防災ヘリポート
災害関連死ゼロの未来へ:見過ごされてきたヘリコプターの弱点【3】

ヘリコプターが災害時に大きく活躍できない大きな理由の一つに、安全に離着陸できる場所が少ないという現状があります。では、ヘリコプターにとって安全な離着陸場所とは、具体的にどのような場所を指すのでしょうか?
そもそもヘリコプターは、空中で停止するホバリングや、垂直離着陸の能力も持っています。しかし、実はこれらは機体にもパイロットにも極めて大きな負荷がかかる飛行方法なのです。特に危険なのが、垂直降下中に機体が急降下してしまう「セットリング」という現象。こうしたリスクがあるため、ヘリコプターは通常、飛行機のように緩やかな斜めからの角度で離着陸を行います。
この特性から、ヘリコプターが安全に運用されるためには、広く平坦で、周囲に障害物のない場所が必須となります。
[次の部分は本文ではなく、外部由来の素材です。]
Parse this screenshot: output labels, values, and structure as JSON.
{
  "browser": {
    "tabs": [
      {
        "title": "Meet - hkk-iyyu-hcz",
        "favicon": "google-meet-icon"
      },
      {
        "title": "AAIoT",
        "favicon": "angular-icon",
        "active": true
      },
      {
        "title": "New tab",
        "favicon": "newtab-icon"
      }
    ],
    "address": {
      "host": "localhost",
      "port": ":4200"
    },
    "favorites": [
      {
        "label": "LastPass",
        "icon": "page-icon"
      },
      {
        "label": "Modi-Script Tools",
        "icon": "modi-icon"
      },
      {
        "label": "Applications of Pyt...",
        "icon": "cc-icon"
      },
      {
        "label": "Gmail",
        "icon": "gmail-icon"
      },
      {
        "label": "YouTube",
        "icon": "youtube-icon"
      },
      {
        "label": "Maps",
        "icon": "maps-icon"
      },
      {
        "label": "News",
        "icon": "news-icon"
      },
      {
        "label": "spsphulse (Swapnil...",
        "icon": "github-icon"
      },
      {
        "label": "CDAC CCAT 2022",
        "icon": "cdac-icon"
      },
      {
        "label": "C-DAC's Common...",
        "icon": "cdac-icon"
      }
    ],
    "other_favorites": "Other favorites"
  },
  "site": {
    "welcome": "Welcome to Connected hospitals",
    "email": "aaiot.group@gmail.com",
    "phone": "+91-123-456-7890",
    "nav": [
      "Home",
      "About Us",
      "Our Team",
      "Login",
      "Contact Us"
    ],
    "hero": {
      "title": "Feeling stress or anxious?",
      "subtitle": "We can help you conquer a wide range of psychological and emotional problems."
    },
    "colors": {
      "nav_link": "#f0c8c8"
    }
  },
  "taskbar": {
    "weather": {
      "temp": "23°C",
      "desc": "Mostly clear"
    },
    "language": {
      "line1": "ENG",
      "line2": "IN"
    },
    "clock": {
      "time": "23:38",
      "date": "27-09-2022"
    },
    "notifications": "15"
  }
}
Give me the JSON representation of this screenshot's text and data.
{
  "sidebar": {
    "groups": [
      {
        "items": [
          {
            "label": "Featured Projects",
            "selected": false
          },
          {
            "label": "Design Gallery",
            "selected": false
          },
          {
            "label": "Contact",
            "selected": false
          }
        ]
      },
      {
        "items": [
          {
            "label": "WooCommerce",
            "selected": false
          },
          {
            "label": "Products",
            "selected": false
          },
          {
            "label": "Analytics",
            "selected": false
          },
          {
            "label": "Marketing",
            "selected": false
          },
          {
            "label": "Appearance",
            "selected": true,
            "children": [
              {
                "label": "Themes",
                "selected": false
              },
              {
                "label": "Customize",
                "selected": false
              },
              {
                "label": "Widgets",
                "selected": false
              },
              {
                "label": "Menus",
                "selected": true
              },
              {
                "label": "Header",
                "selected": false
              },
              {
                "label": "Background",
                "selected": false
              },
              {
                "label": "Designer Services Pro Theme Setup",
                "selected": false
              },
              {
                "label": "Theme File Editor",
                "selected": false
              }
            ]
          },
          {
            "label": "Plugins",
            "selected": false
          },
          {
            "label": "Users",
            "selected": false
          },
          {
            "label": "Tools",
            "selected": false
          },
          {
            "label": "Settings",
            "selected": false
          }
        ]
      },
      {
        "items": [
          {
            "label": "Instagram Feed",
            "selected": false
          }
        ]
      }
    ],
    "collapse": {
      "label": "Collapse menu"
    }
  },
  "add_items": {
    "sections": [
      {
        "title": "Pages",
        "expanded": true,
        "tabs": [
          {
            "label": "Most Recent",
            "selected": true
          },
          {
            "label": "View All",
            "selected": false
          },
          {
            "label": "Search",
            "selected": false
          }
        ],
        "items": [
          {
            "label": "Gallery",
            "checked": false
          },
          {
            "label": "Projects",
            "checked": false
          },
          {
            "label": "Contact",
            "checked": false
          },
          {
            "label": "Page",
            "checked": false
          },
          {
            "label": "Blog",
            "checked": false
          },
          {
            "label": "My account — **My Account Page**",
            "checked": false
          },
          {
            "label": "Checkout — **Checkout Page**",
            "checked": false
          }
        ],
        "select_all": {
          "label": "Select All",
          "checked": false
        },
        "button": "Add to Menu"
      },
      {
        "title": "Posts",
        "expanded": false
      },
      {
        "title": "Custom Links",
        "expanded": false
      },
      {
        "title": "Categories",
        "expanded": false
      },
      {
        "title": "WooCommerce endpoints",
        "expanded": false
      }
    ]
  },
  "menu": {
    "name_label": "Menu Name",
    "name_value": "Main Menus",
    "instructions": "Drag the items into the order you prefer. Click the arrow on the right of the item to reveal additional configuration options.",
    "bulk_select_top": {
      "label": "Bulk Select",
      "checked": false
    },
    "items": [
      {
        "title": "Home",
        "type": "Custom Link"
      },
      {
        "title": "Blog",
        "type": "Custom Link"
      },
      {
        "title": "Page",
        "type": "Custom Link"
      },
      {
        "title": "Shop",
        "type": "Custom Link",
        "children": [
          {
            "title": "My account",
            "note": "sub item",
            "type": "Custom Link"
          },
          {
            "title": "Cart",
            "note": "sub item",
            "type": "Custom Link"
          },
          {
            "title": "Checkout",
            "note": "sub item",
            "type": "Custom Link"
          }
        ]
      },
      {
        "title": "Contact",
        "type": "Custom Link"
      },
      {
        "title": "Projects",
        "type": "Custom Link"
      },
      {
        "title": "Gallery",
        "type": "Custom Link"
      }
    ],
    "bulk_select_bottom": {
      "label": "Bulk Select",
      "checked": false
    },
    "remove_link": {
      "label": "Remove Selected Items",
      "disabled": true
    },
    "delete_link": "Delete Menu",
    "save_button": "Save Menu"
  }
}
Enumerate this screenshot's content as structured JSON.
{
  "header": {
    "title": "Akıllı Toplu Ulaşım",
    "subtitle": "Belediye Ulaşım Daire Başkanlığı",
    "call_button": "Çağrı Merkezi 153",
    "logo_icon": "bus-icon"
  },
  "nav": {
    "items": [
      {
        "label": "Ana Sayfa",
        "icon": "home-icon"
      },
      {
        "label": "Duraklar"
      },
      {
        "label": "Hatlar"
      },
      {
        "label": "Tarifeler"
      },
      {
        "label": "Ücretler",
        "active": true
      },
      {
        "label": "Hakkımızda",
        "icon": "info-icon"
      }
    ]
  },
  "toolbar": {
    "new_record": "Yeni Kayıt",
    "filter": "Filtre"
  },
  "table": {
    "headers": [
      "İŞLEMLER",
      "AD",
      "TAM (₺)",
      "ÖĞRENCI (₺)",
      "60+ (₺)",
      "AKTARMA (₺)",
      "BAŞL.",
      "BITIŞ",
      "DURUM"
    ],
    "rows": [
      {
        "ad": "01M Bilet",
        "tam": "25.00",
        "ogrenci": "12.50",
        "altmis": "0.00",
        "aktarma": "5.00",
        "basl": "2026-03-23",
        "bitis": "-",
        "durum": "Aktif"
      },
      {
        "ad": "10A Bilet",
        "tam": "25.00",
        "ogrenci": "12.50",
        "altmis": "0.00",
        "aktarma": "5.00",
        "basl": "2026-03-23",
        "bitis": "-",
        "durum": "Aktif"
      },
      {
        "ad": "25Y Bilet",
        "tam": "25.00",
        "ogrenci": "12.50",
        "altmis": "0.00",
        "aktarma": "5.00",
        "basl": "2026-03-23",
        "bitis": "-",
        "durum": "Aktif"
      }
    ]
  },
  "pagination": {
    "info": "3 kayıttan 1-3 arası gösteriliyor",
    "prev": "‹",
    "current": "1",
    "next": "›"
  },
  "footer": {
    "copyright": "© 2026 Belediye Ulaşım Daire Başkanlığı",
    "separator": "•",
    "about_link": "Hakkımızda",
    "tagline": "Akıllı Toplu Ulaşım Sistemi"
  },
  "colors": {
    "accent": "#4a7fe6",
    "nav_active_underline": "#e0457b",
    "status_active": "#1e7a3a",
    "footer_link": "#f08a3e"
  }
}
例えば、地上のヘリポートを整備しようとしても、近くに民家や電柱、木々などがあれば、安全な離着陸の妨げになってしまいます。

さらに厄介なことに、地上のヘリポート自体が災害に弱いという問題を抱えています。全国的に避難場所として指定されやすい河川敷などは、洪水が起きれば水没しますし、地震による液状化現象で使用不能になることもあります。たとえ大雨が降っただけでも、地面はぬかるみ、たとえ着陸できたとしても物資の積み下ろしや救助者の搬出入に支障が出るなど、その機能は大きく制限されてしまうのです。
つまり、ヘリコプターは「どこにでも降りられる」万能な乗り物ではないからこそ、行政は災害時にも確実に機能するヘリポートの確保に、もっと真剣に目を向ける必要があるのです。